Sur Exode 32,1-6 . 15-34
Le dévoiement : le péché

Ysabel de Andia
La voie et le voyageur, p. 141-142

Un événement déroute ou dévoie l’homme et brouille l’image et la ressemblance, c’est le moment où l’homme se détourne de Dieu par la désobéissance à sa volonté, se faisant le principe et la fin de lui-même, et, par cette orgueilleuse exaltation de soi, perdant le chemin vers Dieu et le chemin vers son propre cœur. Le péché ternit la ressemblance de l’homme, avec Dieu, et l’homme, coupé de sa source, entre dans la région de la dissemblance où il perd ses repères et ne se retrouve plus lui-même.

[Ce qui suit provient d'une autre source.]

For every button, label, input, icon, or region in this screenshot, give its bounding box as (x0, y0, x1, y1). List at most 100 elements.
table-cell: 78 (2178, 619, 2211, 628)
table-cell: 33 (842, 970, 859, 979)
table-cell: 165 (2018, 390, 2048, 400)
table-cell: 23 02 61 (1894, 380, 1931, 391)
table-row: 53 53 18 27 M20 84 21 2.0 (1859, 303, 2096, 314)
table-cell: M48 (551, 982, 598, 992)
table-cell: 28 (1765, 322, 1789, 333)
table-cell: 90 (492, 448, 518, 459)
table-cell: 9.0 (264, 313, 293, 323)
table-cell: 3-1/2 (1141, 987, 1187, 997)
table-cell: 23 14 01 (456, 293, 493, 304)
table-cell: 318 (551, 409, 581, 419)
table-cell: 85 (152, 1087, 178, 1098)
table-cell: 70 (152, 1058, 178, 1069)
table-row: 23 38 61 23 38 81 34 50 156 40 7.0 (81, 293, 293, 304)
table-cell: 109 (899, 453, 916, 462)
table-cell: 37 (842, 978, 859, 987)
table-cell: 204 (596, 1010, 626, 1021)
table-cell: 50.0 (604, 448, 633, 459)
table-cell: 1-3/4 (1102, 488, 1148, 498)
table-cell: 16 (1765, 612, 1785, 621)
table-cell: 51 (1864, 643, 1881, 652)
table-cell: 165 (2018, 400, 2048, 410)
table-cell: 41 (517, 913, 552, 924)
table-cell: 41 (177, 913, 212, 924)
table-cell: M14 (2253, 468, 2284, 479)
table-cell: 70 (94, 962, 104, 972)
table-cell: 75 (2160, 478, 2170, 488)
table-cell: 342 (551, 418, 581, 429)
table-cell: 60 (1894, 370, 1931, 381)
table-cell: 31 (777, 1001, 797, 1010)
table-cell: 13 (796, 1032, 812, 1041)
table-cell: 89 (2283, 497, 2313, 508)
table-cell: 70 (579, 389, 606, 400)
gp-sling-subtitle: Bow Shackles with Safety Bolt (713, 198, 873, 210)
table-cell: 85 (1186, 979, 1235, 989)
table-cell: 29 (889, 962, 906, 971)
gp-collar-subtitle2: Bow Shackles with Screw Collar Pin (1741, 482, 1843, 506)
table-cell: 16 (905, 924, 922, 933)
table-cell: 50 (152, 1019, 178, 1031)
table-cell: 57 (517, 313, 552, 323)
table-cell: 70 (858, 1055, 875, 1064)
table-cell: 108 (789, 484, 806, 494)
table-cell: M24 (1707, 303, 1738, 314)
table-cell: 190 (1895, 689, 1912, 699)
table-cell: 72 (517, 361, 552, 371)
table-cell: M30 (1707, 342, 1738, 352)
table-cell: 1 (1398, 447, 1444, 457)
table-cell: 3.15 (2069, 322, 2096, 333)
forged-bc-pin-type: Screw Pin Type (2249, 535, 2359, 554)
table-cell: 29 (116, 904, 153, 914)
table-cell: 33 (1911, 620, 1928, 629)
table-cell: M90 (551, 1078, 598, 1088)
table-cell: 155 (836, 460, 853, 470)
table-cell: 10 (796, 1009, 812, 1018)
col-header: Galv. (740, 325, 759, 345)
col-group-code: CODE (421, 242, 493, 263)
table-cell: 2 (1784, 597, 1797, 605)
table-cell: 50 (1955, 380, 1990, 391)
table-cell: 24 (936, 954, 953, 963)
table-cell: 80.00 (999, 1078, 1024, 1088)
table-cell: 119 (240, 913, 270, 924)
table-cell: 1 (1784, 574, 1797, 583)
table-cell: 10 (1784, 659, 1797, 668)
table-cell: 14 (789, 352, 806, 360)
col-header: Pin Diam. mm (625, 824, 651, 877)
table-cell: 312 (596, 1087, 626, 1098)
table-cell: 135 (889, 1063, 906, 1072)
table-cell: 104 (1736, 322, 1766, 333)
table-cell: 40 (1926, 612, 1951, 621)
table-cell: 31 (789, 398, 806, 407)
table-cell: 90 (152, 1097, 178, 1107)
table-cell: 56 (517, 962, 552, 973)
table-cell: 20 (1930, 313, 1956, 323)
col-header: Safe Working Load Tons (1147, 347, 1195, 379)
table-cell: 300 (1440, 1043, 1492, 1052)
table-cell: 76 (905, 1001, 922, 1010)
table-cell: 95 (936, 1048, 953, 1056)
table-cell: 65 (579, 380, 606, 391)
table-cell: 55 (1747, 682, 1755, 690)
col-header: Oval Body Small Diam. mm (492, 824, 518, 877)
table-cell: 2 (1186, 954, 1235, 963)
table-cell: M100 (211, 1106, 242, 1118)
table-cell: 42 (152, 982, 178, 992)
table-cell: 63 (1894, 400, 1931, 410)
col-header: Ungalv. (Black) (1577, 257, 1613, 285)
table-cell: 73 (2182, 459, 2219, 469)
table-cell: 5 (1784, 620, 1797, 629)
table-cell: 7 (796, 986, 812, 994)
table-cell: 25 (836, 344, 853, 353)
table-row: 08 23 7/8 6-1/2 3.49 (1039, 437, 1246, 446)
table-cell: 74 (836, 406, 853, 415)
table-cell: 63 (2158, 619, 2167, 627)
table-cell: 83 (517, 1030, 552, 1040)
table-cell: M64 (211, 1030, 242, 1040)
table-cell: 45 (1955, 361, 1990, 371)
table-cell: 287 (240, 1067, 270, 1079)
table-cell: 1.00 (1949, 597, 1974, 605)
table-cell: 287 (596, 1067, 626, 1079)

Ce qui distingue la faute du péché, c’est la référence à Dieu : Contre toi et toi seul j’ai péché, ce qui est mal à tes yeux, je l’ai fait. C’est face à Dieu que le péché prend son sens et sa gravité, car la grandeur du péché est due à la grandeur de l’offensé. Certes l’obscurcissement du sens du péché vient de l’effacement du sens de Dieu ; mais l’insensé ou l’impie n’efface pas son péché en niant l’existence de Dieu ou sa puissance. L’impie se loue des désirs de son âme, l’homme avide qui bénit méprise le Seigneur, l’impie arrogant ne cherche point : Pas de honte !, voilà toute sa pensée. Bien plus, la voix du péché se substitue à la parole de Dieu : C’est un oracle pour l’impie que le péché au fond de son cœur, point de criante de Dieu devant ses yeux.

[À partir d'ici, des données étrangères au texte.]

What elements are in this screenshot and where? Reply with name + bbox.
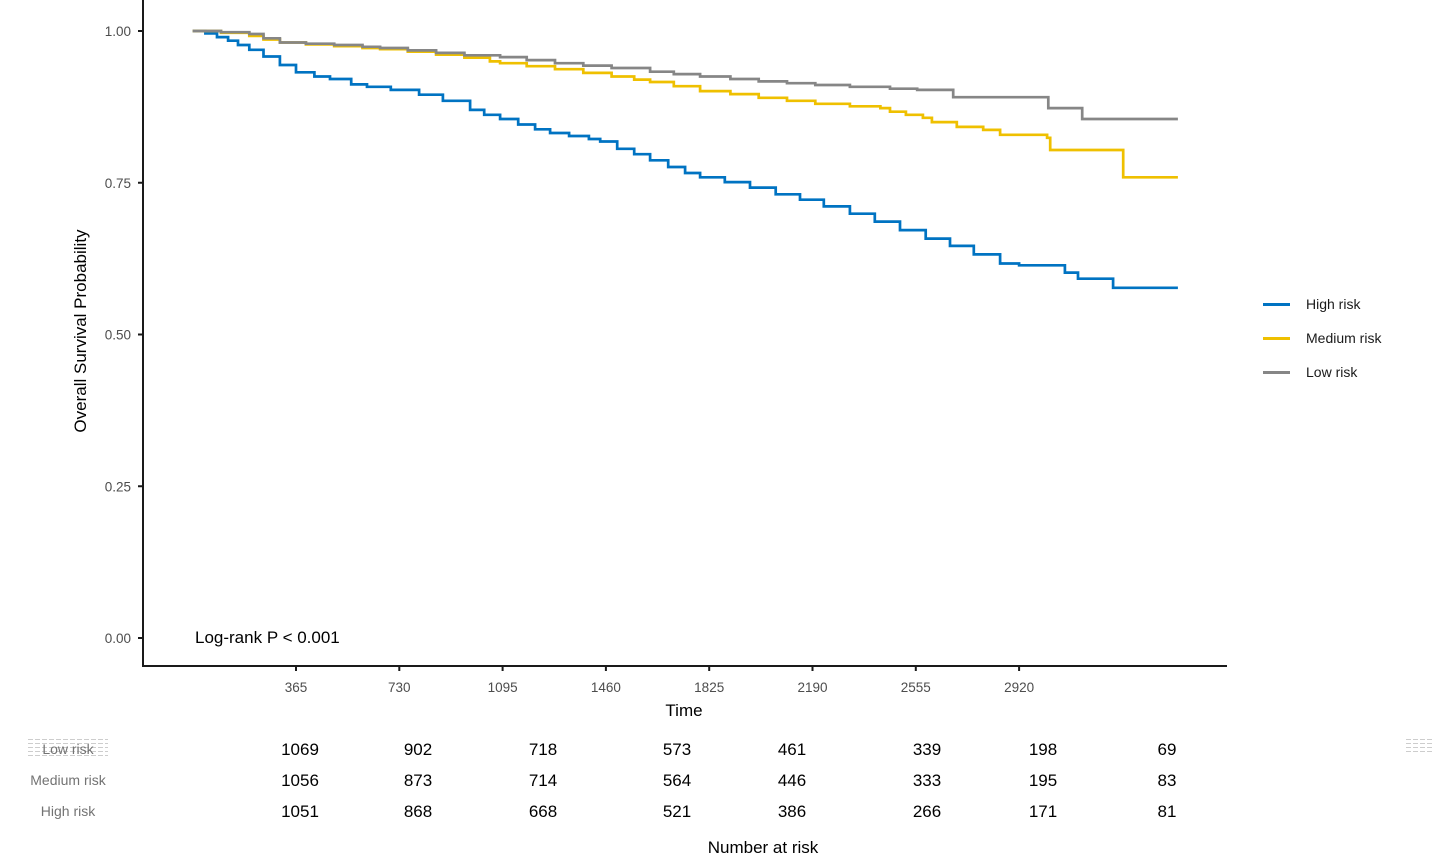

L’homme n’est pas au-delà du bien et du mal, définissant par lui-même ce que sont le bien et le mal. La conscience du bien et du mal est inscrite dans son cœur, elle est universelle, même si ce qui est bien ou mal n’est pas le même pour tous. L’homme ne peut échapper à sa conscience, comme il ne peut échapper au regard de Dieu : Où m‘en aller pour être loin de ton souffle ? Où m’enfuir pour être loin de ta face ? Je gravis les cieux, te voici ! Je me couche aux enfers, te voilà !
Lorsque je commets un péché, je découvre que je suis pécheur : Vois, je suis pécheur dès le sein de ma mère. La mise à nu de mon être pécheur me renvoie à un péché originel implanté dès les origines, comme une racine dans mon humanité, un mal radical. C’est ici que la Bible jette la lumière de la révélation sur le mystère du mal, car il y a un mystère de l’impiété, selon saint Paul, comme il y a un mystère de la piété. Non seulement Dieu se révèle à l’homme, mais il révèle l’homme à lui-même en se révélant à lui. La Genèse fait le récit de la chute d’Adam après celui de sa création ; car l’homme est d’abord un être créé à l’image et à la ressemblance de Dieu avant de perdre sa ressemblance par le péché. Il est fils avant d’être pécheur, et sa filiation est plus profonde que son péché. C’est pourquoi, la conversion de l’homme à Dieu advient au moment où le fils prodigue se souvient du Père et veut retourner à la maison de Père, non comme fils, car il a conscience de sa faute, mais comme esclave : Père, j’ai péché contre le ciel est contre toi, je ne mérite plus d’être appelé ton fils.